Personal information
- Full name: Lester Ross
- Date of birth: 27 August 1936 (age 88)
- Original team(s): Prahran, Moe
- Height: 177 cm (5 ft 10 in)
- Weight: 72 kg (159 lb)

Playing career^{1}
- Years: Club / Games (Goals)
- 1959: St Kilda / 10 (0)
- 1961–1962: Norwood / 27
- 1963–1967: South Adelaide / 72
- 1968: Subiaco / 1
- ^{1} Playing statistics correct to the end of 1968.

= Lester Ross =

Australian rules footballer

Lester Ross (born 27 August 1936) is a former Australian rules footballer who played with St Kilda in the Victorian Football League (VFL).

Ross, who started his senior football career at Victorian Football Association club Prahran, spent the 1958 season with Moe and won the Latrobe Valley Football League "Best and Fairest" award.

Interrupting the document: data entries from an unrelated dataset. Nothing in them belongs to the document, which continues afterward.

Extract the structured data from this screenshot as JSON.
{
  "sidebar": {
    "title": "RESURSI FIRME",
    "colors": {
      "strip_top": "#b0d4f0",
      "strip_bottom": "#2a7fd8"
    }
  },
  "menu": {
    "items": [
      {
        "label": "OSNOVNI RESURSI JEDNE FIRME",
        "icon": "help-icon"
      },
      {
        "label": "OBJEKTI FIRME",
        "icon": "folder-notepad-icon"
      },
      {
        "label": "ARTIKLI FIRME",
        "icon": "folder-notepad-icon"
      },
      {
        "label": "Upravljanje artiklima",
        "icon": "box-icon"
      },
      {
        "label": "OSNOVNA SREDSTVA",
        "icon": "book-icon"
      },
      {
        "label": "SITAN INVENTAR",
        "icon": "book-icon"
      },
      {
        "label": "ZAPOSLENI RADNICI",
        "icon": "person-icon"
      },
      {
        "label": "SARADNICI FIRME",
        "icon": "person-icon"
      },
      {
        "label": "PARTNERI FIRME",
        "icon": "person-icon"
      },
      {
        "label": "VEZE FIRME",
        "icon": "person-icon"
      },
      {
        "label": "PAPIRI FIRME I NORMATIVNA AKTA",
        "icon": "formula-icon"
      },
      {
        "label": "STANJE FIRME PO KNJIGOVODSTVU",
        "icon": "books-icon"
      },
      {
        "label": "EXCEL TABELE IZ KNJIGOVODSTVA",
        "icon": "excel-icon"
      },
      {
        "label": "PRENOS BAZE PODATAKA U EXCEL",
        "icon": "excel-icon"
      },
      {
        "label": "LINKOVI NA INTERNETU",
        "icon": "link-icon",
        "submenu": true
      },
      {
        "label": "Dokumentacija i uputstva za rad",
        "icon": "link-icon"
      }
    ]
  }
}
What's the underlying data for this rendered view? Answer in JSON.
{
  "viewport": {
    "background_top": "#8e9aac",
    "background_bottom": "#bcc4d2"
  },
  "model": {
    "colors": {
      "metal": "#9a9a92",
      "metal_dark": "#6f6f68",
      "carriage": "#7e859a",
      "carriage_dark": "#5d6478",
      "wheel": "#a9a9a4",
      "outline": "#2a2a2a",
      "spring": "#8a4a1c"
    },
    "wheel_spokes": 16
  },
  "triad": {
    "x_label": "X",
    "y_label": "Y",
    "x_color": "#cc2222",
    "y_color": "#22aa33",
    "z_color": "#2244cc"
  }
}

He was granted a clearance to join St Kilda in 1959 and the centreman is credited with having outperformed Footscray's Ted Whitten in his very first game. After playing in the opening ten rounds of the season, Ross was demoted to the seconds, causing a dispute which would see him walk out on the club.

Norwood secured his services in 1961 and he spent two seasons with them, in the South Australian National Football League. In his first season, he finished third in the Magarey Medal, even though he had missed five games.

He played the next five years with South Adelaide, after joining the club in 1963. Playing mostly as a half forward flanker, he was a good performer for South Adelaide and was a member of their 1964 premiership team.

His final destination was Subiaco in Western Australia but he played only one senior game. After his debut, Ross seriously injured his arm when he unwittingly smashed it through a window. The injury required 60 stitches and ended his career.

Ross had sons who were also good footballers; Lester junior who played with Norwood and Jonathon who played at both Norwood and Adelaide.